Program Highlight: At-Promise Center, Atlanta
The At-Promise Youth and Community Center was established in 2017 by the Atlanta Police Foundation as part of a citywide initiative to reduce juvenile crime and improve officer-youth relations. The Center provides diversion and preventive services through a collaboration between six youth-serving agencies throughout the city of Atlanta. Youth can be referred to the Center by the Atlanta Police Department, the Fulton County Juvenile Court, Atlanta Public Schools, and community members. Situated within the same building, CHRIS 180, the Urban League of Greater Atlanta, Atlanta Police Athletic League, Raising Expectations, and Boys and Girls Club of Metro Atlanta collaborate to deliver services that include behavioral health assessments and educational supports, sports, music, arts, and leadership programming opportunities. Since opening its doors, the At-Promise Center has served more than 700 youth.

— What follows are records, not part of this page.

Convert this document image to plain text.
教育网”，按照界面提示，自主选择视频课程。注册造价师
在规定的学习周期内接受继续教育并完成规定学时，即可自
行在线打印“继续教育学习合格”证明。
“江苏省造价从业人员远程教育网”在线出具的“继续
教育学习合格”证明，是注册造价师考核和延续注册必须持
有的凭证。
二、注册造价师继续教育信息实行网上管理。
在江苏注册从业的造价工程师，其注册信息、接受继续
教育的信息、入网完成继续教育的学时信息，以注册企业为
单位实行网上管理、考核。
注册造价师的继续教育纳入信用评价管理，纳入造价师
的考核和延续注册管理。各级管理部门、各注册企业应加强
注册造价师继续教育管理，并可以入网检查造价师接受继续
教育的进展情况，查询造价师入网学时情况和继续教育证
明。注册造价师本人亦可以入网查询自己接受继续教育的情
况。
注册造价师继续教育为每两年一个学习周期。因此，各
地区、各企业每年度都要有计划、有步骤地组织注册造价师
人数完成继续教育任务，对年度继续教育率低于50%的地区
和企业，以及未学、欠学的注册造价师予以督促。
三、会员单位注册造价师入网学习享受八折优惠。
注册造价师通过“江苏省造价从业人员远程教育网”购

The recidivism rate for youth in the At-Promise Center’s pre-diversion and diversion programs is 3 percent, compared to a national average of more than 70 percent.

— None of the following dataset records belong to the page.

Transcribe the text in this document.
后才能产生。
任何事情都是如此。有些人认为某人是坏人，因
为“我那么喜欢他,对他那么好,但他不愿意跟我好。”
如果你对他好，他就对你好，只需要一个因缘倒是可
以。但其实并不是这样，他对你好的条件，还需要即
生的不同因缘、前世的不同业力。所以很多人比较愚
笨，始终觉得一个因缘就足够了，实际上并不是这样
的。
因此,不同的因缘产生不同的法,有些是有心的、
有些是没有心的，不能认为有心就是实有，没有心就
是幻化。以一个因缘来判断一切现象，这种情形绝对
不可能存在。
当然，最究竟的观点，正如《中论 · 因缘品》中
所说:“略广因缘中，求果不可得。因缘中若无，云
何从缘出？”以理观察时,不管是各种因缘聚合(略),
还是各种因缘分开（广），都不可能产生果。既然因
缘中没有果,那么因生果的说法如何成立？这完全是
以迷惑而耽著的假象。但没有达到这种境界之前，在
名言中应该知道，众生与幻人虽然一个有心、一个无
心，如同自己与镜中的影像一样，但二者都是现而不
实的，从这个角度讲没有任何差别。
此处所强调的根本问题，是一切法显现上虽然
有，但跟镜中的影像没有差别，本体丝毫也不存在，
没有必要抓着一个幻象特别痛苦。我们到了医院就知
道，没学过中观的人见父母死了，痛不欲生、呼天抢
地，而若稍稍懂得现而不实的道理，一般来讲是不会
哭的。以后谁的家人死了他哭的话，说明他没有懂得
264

The At-Promise Center and its collaborative nature is non-traditional in its essence; the day-to-day programming is equally unique. During the day, the Center provides GED preparation and support services to youth who have dropped out of or been suspended from school, creating a safe and engaging environment for young people who might otherwise engage in risky behaviors. Through an assessment, youth have the option to be placed in more structured programs after school that range from a gardening club to a yoga class engaging kids in self-awareness, from a financial literacy class that discusses budgeting and personal financing to a drum class that teaches African drum and traditional dance. Another unique aspect of the At-Promise Center is the daily presence of police officers who are not for security, rather, they are there to engage and mentor youth in the program. Young people connect with officers in a humanizing and honest setting, and officers have the chance to build relationships that allow them to better understand and want to invest in these young people’s futures. Providing this safe space and sense of support has had a clear impact on the surrounding community. The recidivism rate for youth in the At-Promise Center’s pre-diversion and diversion programs is 3 percent, compared to a national average of more than 70 percent. 96 percent of participating high school seniors graduated and 89 percent of students who applied for jobs have successfully found employment. According to Aparicio (AP) Thompson, Director of CHRIS 180 at the At-Promise Center, providing this safe place to be who you are without judgement is a critical factor in the success they have seen. “We don’t care how you came to us initially, we care about how you leave us and that you leave better than you came in.”